= Ernest Gall =

Australian commercial photographer (1863–1925)

Ernest Gall (14 April 1863 – 19 April 1925) was a prolific commercial photographer in Adelaide, South Australia, who was praised for the artistic quality of his work.

==History==
Gall, a son of printer David Gall, first came to public notice in 1889 with a series on the newly-developed irrigation colony at Renmark.
He was previously employed as assistant to McLean Brothers, Rigg and Co., ironmongers in Hindley Street, but finding the work tiresome, decided to turn his hobby of photography into a full-time occupation.

He was the first in South Australia to do half-tone prints.
He was successful in supplying photographs for illustrated catalogues.

He was one of the oldest members of the South Australian Photographic Society, having joined before 1889. From around 1900 he was mostly involved in judging and exhibiting non-competitively.

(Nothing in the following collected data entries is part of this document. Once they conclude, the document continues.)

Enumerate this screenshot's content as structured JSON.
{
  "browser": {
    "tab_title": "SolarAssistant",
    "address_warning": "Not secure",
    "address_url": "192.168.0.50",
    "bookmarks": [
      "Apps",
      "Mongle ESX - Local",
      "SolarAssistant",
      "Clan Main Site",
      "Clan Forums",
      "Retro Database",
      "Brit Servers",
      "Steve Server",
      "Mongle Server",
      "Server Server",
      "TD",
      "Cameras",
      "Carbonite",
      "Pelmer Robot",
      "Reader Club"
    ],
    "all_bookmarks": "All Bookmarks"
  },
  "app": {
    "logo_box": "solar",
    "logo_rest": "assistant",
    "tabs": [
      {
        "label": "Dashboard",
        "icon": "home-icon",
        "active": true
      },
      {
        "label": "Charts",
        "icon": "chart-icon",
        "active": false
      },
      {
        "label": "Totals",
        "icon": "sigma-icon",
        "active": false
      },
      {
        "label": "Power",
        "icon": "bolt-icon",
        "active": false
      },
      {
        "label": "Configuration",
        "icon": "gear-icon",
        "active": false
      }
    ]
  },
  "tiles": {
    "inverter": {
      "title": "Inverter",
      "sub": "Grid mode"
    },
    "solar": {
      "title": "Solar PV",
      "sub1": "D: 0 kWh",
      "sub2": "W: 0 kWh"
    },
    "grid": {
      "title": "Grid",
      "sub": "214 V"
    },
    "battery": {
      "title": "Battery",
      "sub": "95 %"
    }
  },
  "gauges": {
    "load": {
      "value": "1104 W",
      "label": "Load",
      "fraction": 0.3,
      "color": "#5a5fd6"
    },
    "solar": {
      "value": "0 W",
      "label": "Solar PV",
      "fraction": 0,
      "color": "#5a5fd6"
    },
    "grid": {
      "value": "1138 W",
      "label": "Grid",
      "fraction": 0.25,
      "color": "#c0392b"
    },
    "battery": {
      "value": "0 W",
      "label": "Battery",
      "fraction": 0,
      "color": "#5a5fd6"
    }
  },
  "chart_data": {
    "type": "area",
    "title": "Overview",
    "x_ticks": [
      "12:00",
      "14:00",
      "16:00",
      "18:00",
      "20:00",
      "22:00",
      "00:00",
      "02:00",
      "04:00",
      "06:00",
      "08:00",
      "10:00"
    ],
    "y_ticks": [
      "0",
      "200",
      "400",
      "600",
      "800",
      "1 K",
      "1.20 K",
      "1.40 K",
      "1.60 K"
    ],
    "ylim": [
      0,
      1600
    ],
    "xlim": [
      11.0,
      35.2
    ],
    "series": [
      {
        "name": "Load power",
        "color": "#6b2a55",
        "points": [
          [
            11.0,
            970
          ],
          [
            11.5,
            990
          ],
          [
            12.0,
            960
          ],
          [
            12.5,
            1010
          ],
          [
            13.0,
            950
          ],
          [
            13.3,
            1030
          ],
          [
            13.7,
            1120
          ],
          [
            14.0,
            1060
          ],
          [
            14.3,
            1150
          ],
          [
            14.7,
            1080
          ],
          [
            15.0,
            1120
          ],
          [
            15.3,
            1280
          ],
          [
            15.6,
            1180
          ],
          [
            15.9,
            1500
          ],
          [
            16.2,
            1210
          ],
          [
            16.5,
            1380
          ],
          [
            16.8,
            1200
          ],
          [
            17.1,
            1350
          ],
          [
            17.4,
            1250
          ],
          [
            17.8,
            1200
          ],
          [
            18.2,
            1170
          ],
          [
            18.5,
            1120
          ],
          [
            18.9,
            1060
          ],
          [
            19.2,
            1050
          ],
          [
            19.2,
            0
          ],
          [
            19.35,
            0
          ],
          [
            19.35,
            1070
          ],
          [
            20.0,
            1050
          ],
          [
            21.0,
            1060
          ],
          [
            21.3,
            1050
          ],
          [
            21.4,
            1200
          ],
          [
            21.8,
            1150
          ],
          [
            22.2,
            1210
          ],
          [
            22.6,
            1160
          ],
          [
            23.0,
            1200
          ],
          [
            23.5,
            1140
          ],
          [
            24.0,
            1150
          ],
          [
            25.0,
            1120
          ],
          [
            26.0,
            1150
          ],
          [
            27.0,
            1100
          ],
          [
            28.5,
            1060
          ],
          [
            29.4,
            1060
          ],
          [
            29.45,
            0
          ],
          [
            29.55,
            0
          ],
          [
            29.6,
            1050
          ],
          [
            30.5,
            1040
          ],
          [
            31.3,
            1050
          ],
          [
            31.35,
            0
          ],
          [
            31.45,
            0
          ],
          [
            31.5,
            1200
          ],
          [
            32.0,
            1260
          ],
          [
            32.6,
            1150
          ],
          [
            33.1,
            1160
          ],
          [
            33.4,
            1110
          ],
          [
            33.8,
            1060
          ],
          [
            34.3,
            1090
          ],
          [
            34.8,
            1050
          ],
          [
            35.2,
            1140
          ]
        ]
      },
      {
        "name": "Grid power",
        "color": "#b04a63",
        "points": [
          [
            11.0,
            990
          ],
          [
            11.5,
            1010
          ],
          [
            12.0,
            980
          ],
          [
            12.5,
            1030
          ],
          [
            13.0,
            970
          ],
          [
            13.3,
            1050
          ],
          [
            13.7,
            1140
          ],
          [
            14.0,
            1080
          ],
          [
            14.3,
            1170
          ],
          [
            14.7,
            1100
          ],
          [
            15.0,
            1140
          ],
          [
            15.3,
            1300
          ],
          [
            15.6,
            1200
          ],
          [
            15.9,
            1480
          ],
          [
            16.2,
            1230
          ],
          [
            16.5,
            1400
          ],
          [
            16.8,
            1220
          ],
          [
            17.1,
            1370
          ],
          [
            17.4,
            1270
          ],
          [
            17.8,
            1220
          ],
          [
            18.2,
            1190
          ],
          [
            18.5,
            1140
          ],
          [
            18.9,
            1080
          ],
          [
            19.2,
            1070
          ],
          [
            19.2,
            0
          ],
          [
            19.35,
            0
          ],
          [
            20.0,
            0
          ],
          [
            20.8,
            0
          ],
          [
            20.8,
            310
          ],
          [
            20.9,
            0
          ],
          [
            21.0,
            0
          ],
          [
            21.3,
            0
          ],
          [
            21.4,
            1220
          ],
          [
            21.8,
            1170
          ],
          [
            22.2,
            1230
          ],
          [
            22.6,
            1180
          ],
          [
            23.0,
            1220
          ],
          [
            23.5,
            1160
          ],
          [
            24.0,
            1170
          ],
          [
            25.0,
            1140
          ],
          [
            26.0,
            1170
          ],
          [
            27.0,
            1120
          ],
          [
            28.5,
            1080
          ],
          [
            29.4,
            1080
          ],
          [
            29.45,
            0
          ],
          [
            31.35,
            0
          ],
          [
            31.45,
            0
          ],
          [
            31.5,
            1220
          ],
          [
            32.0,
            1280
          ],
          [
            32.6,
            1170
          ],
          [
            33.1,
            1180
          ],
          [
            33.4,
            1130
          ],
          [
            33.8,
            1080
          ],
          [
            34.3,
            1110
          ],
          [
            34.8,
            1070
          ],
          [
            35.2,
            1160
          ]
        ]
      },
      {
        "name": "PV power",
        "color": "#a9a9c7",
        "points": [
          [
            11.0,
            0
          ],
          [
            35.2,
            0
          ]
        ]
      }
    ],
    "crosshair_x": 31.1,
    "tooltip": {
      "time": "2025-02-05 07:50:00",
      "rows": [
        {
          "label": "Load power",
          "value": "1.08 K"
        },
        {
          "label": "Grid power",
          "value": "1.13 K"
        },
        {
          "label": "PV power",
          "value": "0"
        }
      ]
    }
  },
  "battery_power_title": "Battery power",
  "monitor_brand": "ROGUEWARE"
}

By 1893 he was working for Walter Scott-Barry, (c. 1849 – 5 October 1911) ex-Government photographer who had studios at 146 Rundle Street from 1890 to 1896, moved to Mount Gambier, then Warrnambool, Victoria.

In 1894 he made a glass-plate copy of Henry Jones's 1872 mosaic collection of Old Colonists, in which 24 portraits are somewhat different from Jones's original held by the State Library. The circumstances around this work are not explained.

By 1895 he had his own studio in Grenfell Street, later at Alma Chambers in Pirie Street, and was official photographer for many high-profile events, including balls at Government House and at Federation conventions.
In 1898 he began using flash illumination.

In later years he concentrated on portraiture, working from a studio at his home, "Woodbridge" at Tynte Street east, North Adelaide.
He was active in promoting North Adelaide as a part of the city, rather than a suburb.
It was there he died, on 19 April 1925. Though courteous and urbane, he was of a shy and retiring nature, played no part in public affairs, and never married.

==Publications==
- Gall's Glimpses of Adelaide and South Australia Hussey & Gillingham (1902) "an exquisitely printed reproduction of 80 of the beautifully clear and artistic views of architecture and out-of-door scenes for which Mr. Ernest Gall is famed as a photographer."
- Gall's South Australian Scenes (1904) "a companion booklet to Gall's Glimpses of Adelaide and South Australia"

==Legacy==
The State Library of South Australia holds a large collection of his historic photographs, mostly of buildings, taken 1889–1910, particularly the earlier date.